In January 2020 there were probably no cases of Covid-19 in Ireland. From February imported cases seeded from countries like Italy. In October 60% of cases in Ireland were a Spanish variant. Today 60% or more of cases are the UK B1117 variant. If contact tracing were to go back far enough, every single case would be found to be related to an imported case.
Many have cited the border with Northern Ireland and the perceived intransigence of the DUP an obstacle. Certainly a joint strategy with Northern Ireland is desirable and the government could highlight its engagements with the North and barriers to date. In its absence, border policing is not unprecedented as happened during the foot-and-mouth crisis in 2001.
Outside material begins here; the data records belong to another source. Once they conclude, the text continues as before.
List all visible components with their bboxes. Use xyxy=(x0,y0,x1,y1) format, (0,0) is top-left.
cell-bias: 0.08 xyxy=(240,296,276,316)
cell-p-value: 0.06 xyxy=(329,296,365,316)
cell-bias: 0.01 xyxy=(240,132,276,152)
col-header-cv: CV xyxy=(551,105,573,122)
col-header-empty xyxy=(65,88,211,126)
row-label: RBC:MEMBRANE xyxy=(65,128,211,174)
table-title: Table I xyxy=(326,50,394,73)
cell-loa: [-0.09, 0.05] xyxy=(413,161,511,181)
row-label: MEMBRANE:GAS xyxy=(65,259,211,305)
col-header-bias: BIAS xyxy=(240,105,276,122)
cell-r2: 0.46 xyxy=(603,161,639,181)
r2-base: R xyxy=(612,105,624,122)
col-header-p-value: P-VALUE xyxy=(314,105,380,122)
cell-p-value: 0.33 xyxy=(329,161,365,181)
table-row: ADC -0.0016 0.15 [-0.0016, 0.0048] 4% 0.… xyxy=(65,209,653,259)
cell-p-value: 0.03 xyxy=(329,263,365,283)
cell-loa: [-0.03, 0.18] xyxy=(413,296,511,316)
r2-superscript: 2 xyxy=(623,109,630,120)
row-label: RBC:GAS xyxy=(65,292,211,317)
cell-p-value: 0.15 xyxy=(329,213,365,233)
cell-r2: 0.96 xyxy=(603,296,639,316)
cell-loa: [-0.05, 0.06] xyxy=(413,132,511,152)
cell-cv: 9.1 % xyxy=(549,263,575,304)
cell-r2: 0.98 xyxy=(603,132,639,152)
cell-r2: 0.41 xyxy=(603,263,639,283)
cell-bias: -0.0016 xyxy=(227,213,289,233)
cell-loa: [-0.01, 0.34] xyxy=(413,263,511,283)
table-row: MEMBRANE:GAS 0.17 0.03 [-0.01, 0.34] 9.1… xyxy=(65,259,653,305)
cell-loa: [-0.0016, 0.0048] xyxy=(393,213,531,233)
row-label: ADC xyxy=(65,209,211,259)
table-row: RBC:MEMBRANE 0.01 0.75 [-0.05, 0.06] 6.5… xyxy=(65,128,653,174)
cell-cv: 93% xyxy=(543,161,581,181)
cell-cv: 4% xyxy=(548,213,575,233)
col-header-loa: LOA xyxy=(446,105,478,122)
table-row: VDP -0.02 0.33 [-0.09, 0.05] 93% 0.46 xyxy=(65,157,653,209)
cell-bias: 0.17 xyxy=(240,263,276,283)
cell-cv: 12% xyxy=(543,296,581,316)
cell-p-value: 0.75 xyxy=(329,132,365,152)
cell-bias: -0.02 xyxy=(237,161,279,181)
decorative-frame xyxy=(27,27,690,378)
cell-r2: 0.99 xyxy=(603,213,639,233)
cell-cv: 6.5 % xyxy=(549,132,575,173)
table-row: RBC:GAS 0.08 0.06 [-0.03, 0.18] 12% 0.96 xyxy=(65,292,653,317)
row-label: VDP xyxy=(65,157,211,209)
Some countries value their public health experts: doctors, nurses and scientists whose specialty is in outbreak management. Beyond the more simple contact tracing, public health professionals are experienced and skilled in managing the complex outbreaks.
In March 2020, Australian public health experts recommended that their country restrict travel at its borders and introduce mandatory hotel quarantine. This contradicted World Health Organisation advice at the time that border control was unnecessary.
Such was the respect for their expertise that the Australian government acted on the advice of their public health experts and closed its borders. The Australian people now live a normal life apart from foreign travel.
In Ireland, unfortunately, our public health experts are not bestowed the same gravitas. Public health is chronically underfunded with small teams and poor IT infrastructure. Public health doctors are denied consultant status and the associated decision-making authority. There is no public health representative on NPHET.
Countries that have successfully eliminated mystery or community cases of coronavirus now provide a normal life for their residents. All have three similarities: mandatory border quarantine, strict lockdown to get mystery cases to zero and an enabled public health specialty to keep it there.
If we rely on vaccination alone, the end of this pandemic may not be until the end of this year. It is not too late to learn from countries who now lead a normal life.